名探偵になれそうもないから

 主人公であり語り手である卓也には、妹がいる。
 父親の再婚で。いきなりできた。
 二人いる。双子の妹だ。どちらも美人で、姉が恵梨香で妹が絵里萌。
 二人とも同じ顔で、髪型はストレートロングの方がが恵梨香で、ツインテールにしている方が絵里萌。いや、どうだったか……
 少なくとも、深夜にベッドにもぐりこんでくる『妹』がどちらなのか、決定的な判断材料にならないだろう。
 また、『妹』がなぜそんなことをしてくるかも、名探偵ならざる卓也にはわかるはずもない……そういうお話。
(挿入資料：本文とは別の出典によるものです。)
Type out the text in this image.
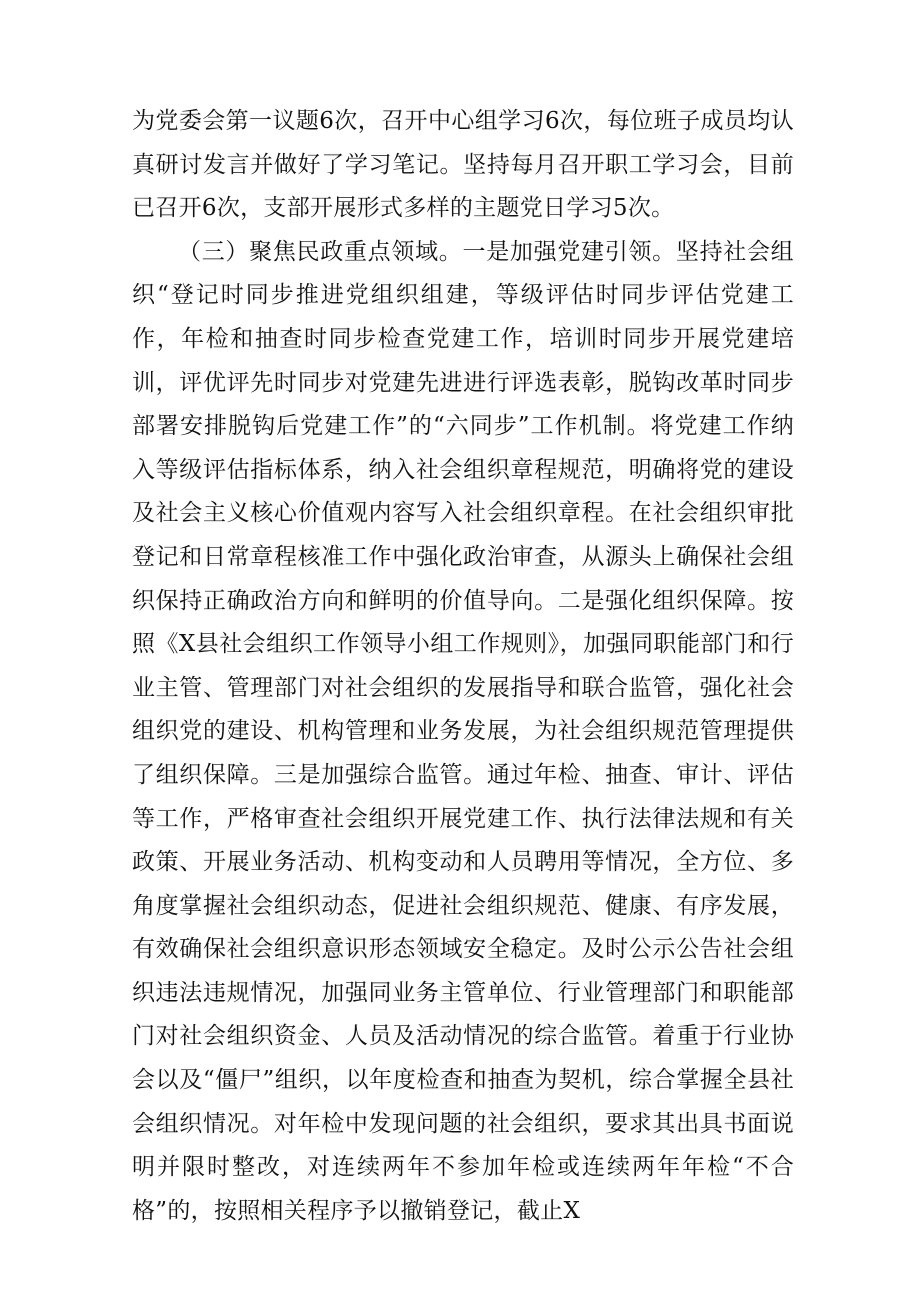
为党委会第一议题6次，召开中心组学习6次，每位班子成员均认真研讨发言并做好了学习笔记。坚持每月召开职工学习会，目前已召开6次，支部开展形式多样的主题党日学习5次。

（三）聚焦民政重点领域。一是加强党建引领。坚持社会组织“登记时同步推进党组织组建，等级评估时同步评估党建工作，年检和抽查时同步检查党建工作，培训时同步开展党建培训，评优评先时同步对党建先进进行评选表彰，脱钩改革时同步部署安排脱钩后党建工作”的“六同步”工作机制。将党建工作纳入等级评估指标体系，纳入社会组织章程规范，明确将党的建设及社会主义核心价值观内容写入社会组织章程。在社会组织审批登记和日常章程核准工作中强化政治审查，从源头上确保社会组织保持正确政治方向和鲜明的价值导向。二是强化组织保障。按照《X县社会组织工作领导小组工作规则》，加强同职能部门和行业主管、管理部门对社会组织的发展指导和联合监管，强化社会组织党的建设、机构管理和业务发展，为社会组织规范管理提供了组织保障。三是加强综合监管。通过年检、抽查、审计、评估等工作，严格审查社会组织开展党建工作、执行法律法规和有关政策、开展业务活动、机构变动和人员聘用等情况，全方位、多角度掌握社会组织动态，促进社会组织规范、健康、有序发展，有效确保社会组织意识形态领域安全稳定。及时公示公告社会组织违法违规情况，加强同业务主管单位、行业管理部门和职能部门对社会组织资金、人员及活动情况的综合监管。着重于行业协会以及“僵尸”组织，以年度检查和抽查为契机，综合掌握全县社会组织情况。对年检中发现问题的社会组织，要求其出具书面说明并限时整改，对连续两年不参加年检或连续两年年检“不合格”的，按照相关程序予以撤销登记，截止X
 全く同じ顔で、それでいてえらい美人な双子の妹に囲まれ、しかしそれでも何とか普通の家族の日常を保とうとする卓也……が、しかし夜に現れる謎の『妹』によってかく乱され、その日常が、均衡が少しずつ崩れ、甘く蕩けていく様子がじっくり描かれています。
 ミステリーであれば。フーダニットやワイダニットがテーマとして立ちはだかり、主人公は立ち向かうべきなのでしょう。
 しかしこのお話のジャンルはラブコメであるため、謎に対して『諦める』という選択が、そこへの誘惑が存在します。
 真実と呼べるものがあるとして。それを照らし、暴き出すことは正しい事なのか?
 夜に現れる『妹』の正体を、そもそも追い求めるべきなのか?
 謎は謎のまま。優しい夜の闇を抱き締め、目覚めないままの方が……良いのでは? だってかわいい妹がベッドに潜りこんでいるんだよ?

 双子妹と、夜の『妹』の可愛さも勿論ですが、脇を固める幼馴染の図書委員たる美紀ちゃんも良い味が出ています。幼馴染はお労しいだけのポジションじゃないんだ!